- Film poster
- Directed by: Amos Gitai
- Written by: Amos Gitai Marie-José Sanselme
- Produced by: Amos Gitai Laurent Truchot Catherine Dussart
- Starring: Maria Zreik Khawla Ibraheem Bahira Ablassi Naama Preis Tsahi Halevi Makram J. Khoury
- Cinematography: Éric Gautier
- Edited by: Yuval Orr
- Music by: Aleksey Kochetkov
- Production companies: Agav Films CDP United King Films [he]
- Release date: 7 September 2020 (Venice);
- Running time: 99 minutes
- Countries: Israel France
- Languages: Hebrew Arabic English

= Laila in Haifa =

2020 film

Laila in Haifa (Hebrew title: לילה בחיפה (Note: The Hebrew title is a pun: לילה may also mean "night".)) is a 2020 Israeli-French comedy-drama film directed by Amos Gitai.

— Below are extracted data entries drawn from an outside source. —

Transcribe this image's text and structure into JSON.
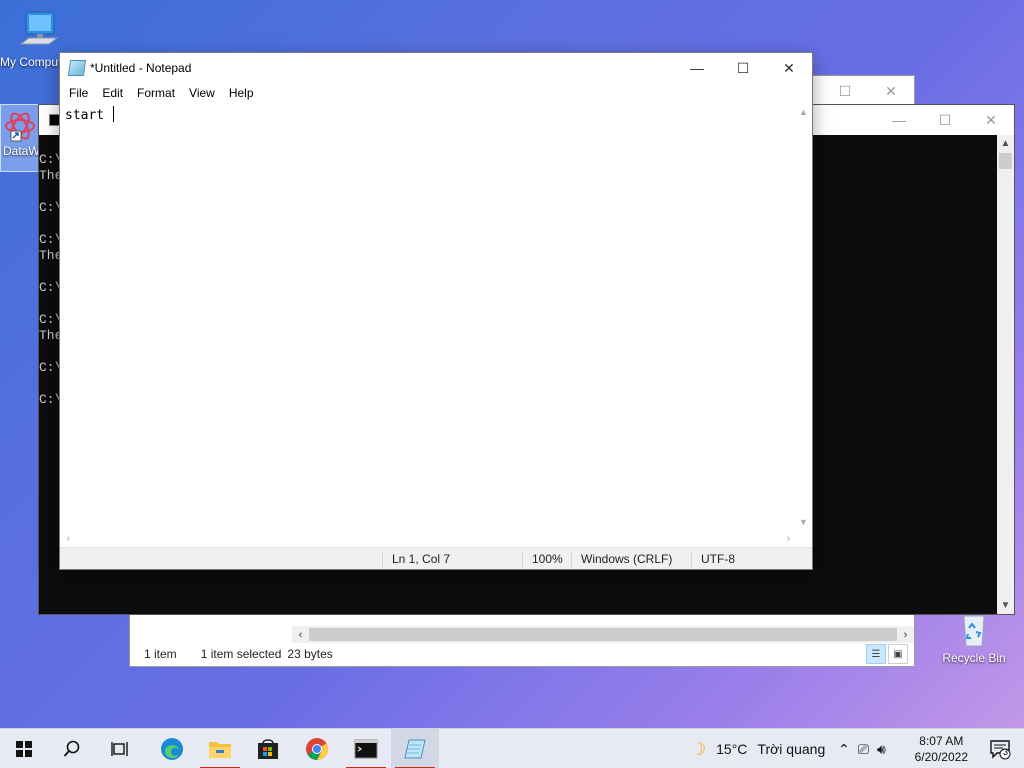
{
  "desktop": {
    "icons": [
      {
        "label": "My Computer"
      },
      {
        "label": "DataW"
      },
      {
        "label": "Recycle Bin"
      }
    ]
  },
  "explorer": {
    "status": {
      "item_count": "1 item",
      "selected": "1 item selected",
      "size": "23 bytes"
    }
  },
  "cmd": {
    "lines": "C:\\\nThe\n\nC:\\\n\nC:\\\nThe\n\nC:\\\n\nC:\\\nThe\n\nC:\\\n\nC:\\"
  },
  "notepad": {
    "title": "*Untitled - Notepad",
    "menu": [
      "File",
      "Edit",
      "Format",
      "View",
      "Help"
    ],
    "content": "start ",
    "status": {
      "position": "Ln 1, Col 7",
      "zoom": "100%",
      "line_ending": "Windows (CRLF)",
      "encoding": "UTF-8"
    }
  },
  "taskbar": {
    "weather": {
      "temp": "15°C",
      "condition": "Trời quang"
    },
    "clock": {
      "time": "8:07 AM",
      "date": "6/20/2022"
    },
    "notification_count": "3"
  }
}
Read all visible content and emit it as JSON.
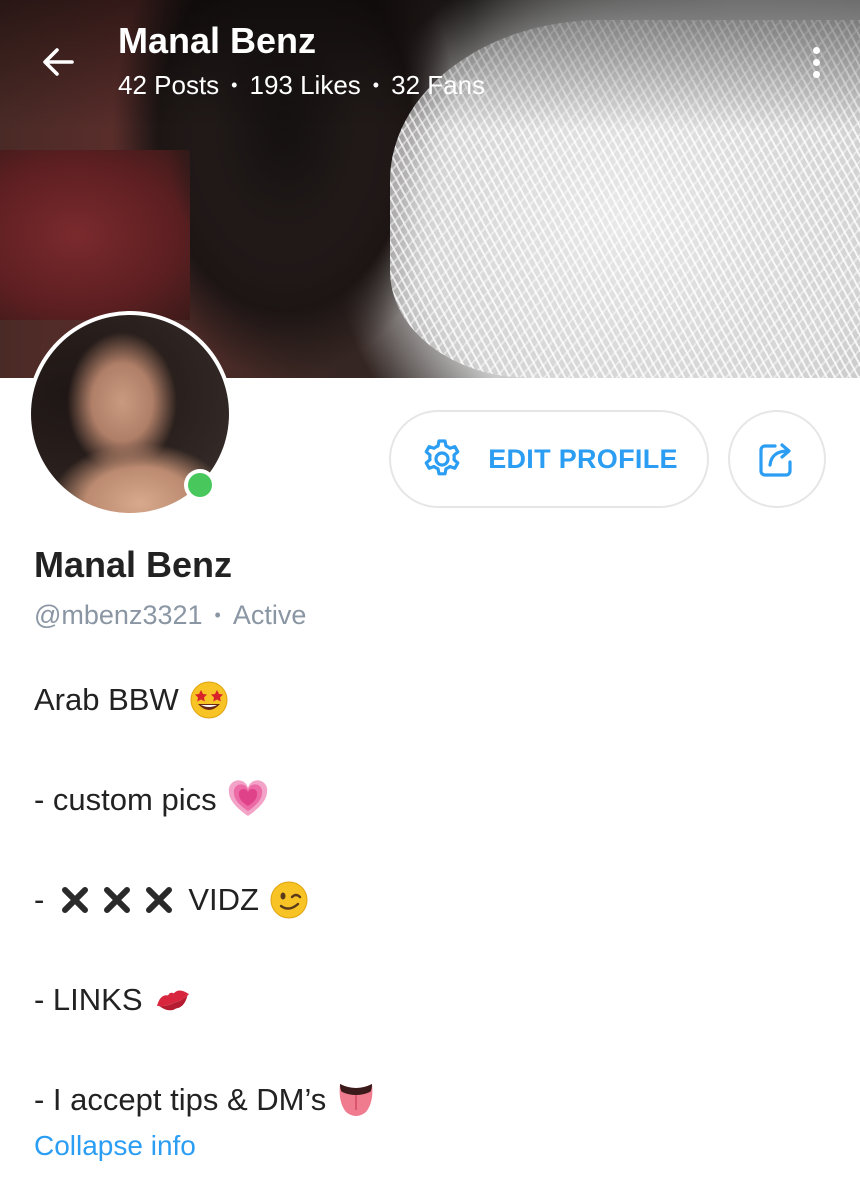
{
  "header": {
    "title": "Manal Benz",
    "stats": {
      "posts": "42 Posts",
      "likes": "193 Likes",
      "fans": "32 Fans",
      "separator": "•"
    },
    "back_icon": "arrow-left-icon",
    "more_icon": "more-vertical-icon"
  },
  "profile": {
    "display_name": "Manal Benz",
    "handle": "@mbenz3321",
    "separator": "•",
    "status": "Active",
    "online": true
  },
  "actions": {
    "edit_label": "EDIT PROFILE",
    "edit_icon": "gear-icon",
    "share_icon": "share-icon"
  },
  "bio": {
    "line1": "Arab BBW",
    "line2": "- custom pics",
    "line3_prefix": "-",
    "line3_suffix": "VIDZ",
    "line4": "- LINKS",
    "line5": "- I accept tips & DM’s"
  },
  "collapse_label": "Collapse info",
  "colors": {
    "accent": "#2b9ef3",
    "muted": "#8a96a3",
    "online": "#48c85c"
  }
}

It was selected to be shown in the main competition section of the 77th Venice International Film Festival.

The events of the film take place over one night in a club in Haifa, Israel. The club Fattoush is the place where people of different background meet, as the director of the film puts it: "men and women, straight and gay, Jews and Arabs, radical and moderate".